Save double load in BLIP 2?

Hello!
I am using the standard way for doing visual question answering for a given image. But I want to ask a lot of questions for each image. Sending all questions together does not work. At least this is my experience. So I send the questions one by one. The problem is that from

inputs3 = processor3(raw_image, questionX, return_tensors="pt").to(device, torch.float16)
out3 = model3.generate(**inputs3, max_length=64, min_length=12)

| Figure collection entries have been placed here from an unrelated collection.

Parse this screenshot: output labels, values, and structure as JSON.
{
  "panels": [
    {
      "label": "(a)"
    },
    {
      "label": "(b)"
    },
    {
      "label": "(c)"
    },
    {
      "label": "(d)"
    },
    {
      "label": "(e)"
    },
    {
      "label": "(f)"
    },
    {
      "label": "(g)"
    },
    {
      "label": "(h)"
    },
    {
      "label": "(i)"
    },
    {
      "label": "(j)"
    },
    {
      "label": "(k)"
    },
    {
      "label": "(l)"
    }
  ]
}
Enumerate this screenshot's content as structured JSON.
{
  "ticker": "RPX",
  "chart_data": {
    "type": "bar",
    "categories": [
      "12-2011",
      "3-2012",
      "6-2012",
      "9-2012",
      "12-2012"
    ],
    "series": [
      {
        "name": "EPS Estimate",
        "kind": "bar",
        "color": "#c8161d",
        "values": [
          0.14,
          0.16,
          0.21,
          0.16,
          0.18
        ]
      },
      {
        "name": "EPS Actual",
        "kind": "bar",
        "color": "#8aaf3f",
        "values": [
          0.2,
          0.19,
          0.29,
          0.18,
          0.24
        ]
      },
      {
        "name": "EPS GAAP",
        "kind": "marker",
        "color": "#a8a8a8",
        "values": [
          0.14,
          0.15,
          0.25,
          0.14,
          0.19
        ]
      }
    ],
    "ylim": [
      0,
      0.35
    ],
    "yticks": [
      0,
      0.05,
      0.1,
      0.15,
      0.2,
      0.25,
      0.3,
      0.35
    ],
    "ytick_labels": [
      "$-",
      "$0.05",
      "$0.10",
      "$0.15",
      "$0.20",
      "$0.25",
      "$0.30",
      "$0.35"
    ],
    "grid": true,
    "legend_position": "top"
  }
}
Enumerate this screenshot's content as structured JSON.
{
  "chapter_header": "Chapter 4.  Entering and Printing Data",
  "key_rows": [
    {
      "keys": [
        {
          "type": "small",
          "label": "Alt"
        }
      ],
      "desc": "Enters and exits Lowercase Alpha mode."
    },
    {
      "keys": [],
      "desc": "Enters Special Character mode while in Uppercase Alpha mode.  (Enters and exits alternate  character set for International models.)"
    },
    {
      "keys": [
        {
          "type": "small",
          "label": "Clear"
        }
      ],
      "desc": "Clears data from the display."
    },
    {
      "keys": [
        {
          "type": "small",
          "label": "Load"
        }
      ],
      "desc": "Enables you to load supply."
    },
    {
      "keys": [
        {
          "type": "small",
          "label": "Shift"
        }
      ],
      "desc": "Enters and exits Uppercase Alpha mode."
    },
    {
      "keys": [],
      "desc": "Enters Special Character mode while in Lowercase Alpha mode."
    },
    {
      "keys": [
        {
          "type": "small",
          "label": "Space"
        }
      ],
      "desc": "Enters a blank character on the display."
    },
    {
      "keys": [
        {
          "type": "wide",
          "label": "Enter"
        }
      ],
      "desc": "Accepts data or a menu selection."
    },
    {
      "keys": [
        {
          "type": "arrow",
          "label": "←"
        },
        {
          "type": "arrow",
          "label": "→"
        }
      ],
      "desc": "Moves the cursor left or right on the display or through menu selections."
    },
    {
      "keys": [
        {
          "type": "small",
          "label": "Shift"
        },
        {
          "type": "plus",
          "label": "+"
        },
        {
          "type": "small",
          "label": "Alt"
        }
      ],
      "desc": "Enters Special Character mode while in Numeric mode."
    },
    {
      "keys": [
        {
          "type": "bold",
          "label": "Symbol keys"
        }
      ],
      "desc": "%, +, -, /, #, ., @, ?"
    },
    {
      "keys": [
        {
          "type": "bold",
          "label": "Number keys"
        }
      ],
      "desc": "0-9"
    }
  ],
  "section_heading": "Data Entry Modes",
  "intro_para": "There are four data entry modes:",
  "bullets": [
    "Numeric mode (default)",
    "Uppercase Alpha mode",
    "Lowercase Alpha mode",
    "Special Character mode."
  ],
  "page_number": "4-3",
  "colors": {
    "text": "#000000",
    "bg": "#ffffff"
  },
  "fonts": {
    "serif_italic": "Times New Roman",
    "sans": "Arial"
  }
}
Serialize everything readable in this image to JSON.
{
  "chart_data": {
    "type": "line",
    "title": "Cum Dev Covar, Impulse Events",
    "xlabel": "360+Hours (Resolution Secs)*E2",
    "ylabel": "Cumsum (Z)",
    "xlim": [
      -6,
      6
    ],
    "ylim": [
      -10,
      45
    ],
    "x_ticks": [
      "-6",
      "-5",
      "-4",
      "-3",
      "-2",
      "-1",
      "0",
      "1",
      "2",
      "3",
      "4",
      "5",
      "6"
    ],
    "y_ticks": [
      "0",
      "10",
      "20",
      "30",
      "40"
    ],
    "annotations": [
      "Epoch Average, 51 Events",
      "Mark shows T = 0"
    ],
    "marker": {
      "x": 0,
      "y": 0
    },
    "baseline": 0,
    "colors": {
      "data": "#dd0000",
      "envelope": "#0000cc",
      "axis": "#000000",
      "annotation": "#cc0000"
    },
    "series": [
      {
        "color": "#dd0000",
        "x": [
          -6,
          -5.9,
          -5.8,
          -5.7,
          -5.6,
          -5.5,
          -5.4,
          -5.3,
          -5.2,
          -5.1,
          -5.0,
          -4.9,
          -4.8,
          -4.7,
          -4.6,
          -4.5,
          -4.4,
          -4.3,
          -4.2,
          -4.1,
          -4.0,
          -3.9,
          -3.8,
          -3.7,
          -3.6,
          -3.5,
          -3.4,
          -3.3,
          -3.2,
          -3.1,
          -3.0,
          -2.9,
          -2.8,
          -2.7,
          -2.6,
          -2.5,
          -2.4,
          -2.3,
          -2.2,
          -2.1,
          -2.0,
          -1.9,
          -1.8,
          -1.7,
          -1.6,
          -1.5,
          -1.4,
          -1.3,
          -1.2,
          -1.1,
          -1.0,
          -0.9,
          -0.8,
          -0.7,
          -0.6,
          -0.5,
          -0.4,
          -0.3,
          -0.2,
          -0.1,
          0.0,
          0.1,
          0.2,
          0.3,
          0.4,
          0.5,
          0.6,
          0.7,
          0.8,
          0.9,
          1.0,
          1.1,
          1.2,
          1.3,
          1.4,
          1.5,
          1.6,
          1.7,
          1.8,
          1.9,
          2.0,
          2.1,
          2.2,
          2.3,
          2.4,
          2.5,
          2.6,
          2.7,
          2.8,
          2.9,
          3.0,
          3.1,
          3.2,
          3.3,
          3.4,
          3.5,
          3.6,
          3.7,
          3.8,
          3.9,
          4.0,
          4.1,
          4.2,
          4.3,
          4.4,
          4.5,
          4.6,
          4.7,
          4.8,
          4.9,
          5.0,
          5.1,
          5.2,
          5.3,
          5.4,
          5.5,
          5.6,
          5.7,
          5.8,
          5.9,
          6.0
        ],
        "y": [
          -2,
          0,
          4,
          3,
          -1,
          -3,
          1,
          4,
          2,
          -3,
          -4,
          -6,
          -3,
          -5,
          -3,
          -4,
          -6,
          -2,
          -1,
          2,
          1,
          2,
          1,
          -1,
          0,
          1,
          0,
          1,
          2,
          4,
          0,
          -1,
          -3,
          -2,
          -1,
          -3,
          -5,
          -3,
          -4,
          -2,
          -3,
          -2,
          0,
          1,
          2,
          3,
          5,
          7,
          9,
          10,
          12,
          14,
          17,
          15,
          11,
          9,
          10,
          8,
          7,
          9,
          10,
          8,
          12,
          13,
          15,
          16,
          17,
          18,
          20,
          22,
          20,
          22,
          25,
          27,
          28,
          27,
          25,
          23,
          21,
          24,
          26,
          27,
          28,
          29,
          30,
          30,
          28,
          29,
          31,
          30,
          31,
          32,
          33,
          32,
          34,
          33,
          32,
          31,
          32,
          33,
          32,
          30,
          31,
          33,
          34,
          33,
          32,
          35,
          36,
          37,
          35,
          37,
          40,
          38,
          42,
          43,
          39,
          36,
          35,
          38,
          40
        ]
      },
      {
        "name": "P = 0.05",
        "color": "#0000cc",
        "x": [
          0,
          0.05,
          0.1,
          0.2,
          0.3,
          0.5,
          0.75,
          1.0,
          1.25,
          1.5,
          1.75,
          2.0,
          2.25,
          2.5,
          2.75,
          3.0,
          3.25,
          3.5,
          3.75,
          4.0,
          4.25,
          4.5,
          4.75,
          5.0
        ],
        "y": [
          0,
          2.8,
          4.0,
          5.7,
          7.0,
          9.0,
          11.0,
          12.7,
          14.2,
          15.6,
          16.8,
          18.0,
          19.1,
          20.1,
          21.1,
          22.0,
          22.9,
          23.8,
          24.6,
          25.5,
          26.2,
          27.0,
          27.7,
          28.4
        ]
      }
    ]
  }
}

the second line (out3[…]) takes a lot of time. Okay, not minutes, this are just may be two seconds but I ask those 10 questions in a loop for thousands of images. So I would like, if possible, to find a smarter way. My question is: Is it possible in any way to only replace the question by keeping the processed image informations? The image is always the same (in the 10 questions part per image) and surely proccessing the image takes most of the time and not the question. As I do not know the technics behind it, it’s possible of course, that image and question can only be processed together, and now one by one. Hopefully this is not the case. :wink:

I am using the checkpoints

processor3 = AutoProcessor.from_pretrained("Salesforce/blip2-flan-t5-xxl", load_in_8bit=True, device_map="auto")
model3 = Blip2ForConditionalGeneration.from_pretrained("Salesforce/blip2-flan-t5-xxl", load_in_8bit=True, device_map="auto")

on RTX 4090

Best regards
Marc